Now, that might not do it for some people, but it was a pretty cool experience for me. In conclusion although there is not any trees in Dutch if you keep your mind open and can be easily amused there is plenty attractions for the tourist to find."


My beloved sent me fall-themed arrangement to adorn my hovel of a desk.
I married up, didn't I?

Sunday, October 11, 2009

Snow in Power Line Pass

Tok and I enjoyed a climb into Power Line Pass, where our growing puppy found chunks of snow to chew on, and I took in the views of the snow capped mountains.

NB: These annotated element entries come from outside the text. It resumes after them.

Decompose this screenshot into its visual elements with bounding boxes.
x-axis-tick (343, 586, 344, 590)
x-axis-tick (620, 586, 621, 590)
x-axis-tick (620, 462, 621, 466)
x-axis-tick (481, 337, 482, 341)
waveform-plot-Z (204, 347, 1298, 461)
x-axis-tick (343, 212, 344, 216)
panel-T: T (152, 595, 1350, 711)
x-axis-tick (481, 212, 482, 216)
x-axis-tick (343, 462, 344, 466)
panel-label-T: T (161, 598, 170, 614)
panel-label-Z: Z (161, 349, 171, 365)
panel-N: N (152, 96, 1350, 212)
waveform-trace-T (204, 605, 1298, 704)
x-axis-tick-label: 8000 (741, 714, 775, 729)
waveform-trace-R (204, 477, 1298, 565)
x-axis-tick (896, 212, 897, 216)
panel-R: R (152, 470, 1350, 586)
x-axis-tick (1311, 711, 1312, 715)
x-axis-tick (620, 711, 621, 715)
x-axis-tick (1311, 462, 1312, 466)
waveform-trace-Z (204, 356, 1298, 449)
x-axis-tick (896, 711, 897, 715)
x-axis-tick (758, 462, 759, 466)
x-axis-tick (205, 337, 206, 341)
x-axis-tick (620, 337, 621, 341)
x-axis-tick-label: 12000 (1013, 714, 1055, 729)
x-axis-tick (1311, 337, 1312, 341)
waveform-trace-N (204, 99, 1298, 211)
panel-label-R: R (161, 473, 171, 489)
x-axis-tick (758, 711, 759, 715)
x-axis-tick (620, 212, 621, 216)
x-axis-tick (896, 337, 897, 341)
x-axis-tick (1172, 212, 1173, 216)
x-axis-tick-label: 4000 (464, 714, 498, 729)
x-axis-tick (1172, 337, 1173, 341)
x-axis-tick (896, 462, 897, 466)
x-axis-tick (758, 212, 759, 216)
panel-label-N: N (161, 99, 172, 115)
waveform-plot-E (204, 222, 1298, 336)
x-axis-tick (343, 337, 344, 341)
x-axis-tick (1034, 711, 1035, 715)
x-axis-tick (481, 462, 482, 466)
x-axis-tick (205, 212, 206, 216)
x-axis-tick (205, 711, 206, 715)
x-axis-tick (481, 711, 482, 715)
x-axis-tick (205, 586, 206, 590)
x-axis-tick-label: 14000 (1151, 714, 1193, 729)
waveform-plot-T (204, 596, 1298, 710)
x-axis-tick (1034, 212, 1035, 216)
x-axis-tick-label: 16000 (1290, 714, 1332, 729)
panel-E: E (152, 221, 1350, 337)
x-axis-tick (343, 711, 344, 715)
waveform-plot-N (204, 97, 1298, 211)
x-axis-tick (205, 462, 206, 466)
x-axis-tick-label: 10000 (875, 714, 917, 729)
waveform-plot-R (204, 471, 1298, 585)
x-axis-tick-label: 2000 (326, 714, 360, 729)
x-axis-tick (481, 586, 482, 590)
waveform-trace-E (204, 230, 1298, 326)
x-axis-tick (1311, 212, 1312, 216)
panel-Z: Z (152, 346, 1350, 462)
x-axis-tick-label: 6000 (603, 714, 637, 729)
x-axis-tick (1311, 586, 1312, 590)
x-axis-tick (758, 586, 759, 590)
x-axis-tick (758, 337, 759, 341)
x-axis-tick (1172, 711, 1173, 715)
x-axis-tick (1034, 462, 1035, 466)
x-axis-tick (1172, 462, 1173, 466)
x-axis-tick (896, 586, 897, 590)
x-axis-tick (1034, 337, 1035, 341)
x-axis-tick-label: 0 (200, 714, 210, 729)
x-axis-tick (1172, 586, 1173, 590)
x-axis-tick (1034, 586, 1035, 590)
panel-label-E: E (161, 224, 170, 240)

Saturday, October 10, 2009

Sounds of Fall

In my evening strolls with Tok, we take a path around Baxter Bog. This trail is maintained by the Municipality of Anchorage and it is frequented by runners, bikers, and dog walkers alike. A month ago, Tok and I ran into moose almost each eve. I loved the views of the nearby mountains and the oranges and yellows as leaves changed. A week ago, winds picked up, and now that trail is covered in those leaves. As I walk, I cannot help but kick my feet every so often; thus, shuffling leaves around and making that unmistakable sound of fall: swish, swish, swish…now if it would only snow so I can make that other seasonal sound: crunch, crunch, crunch.

Saturday, October 3, 2009

Yellow Brick Road

From the little work desk at the office on a rainy Saturday afternoon, I logged onto my facebook account to update my status. From the status feeds I see that my friend - and now Student Activities Director at Lees-McRae College -posted new photos from the Homecoming parade in Banner Elk, NC. This morning, friends and loved ones marched on a gloriously sunshine-y day to the theme of "Follow the Yellow Brick Road" theme for this year's homecoming.
I swear, I live in hands down, without a doubt, one of the most beautiful places on this planet. And yet, when I see those smiles faces and those hillsides of the Appalachians, I feel so homesick.

Natural Disasters

Earlier this week, in shock, I watched nature's wrath in the Phillipines and American Samoa. In the back of my head, I thought, "Hmmm, that gives us about two weeks until the plate movement catches up."

Four days later, the Cleveland volcano erupts out on the Aluetian chain. I am in Anchorage and have a volcano kit with me, and the house in Kodiak is volcano-prepped. Earthquakes, avalanches, and volcanoes...I love the last Frontier. You never know what may occur.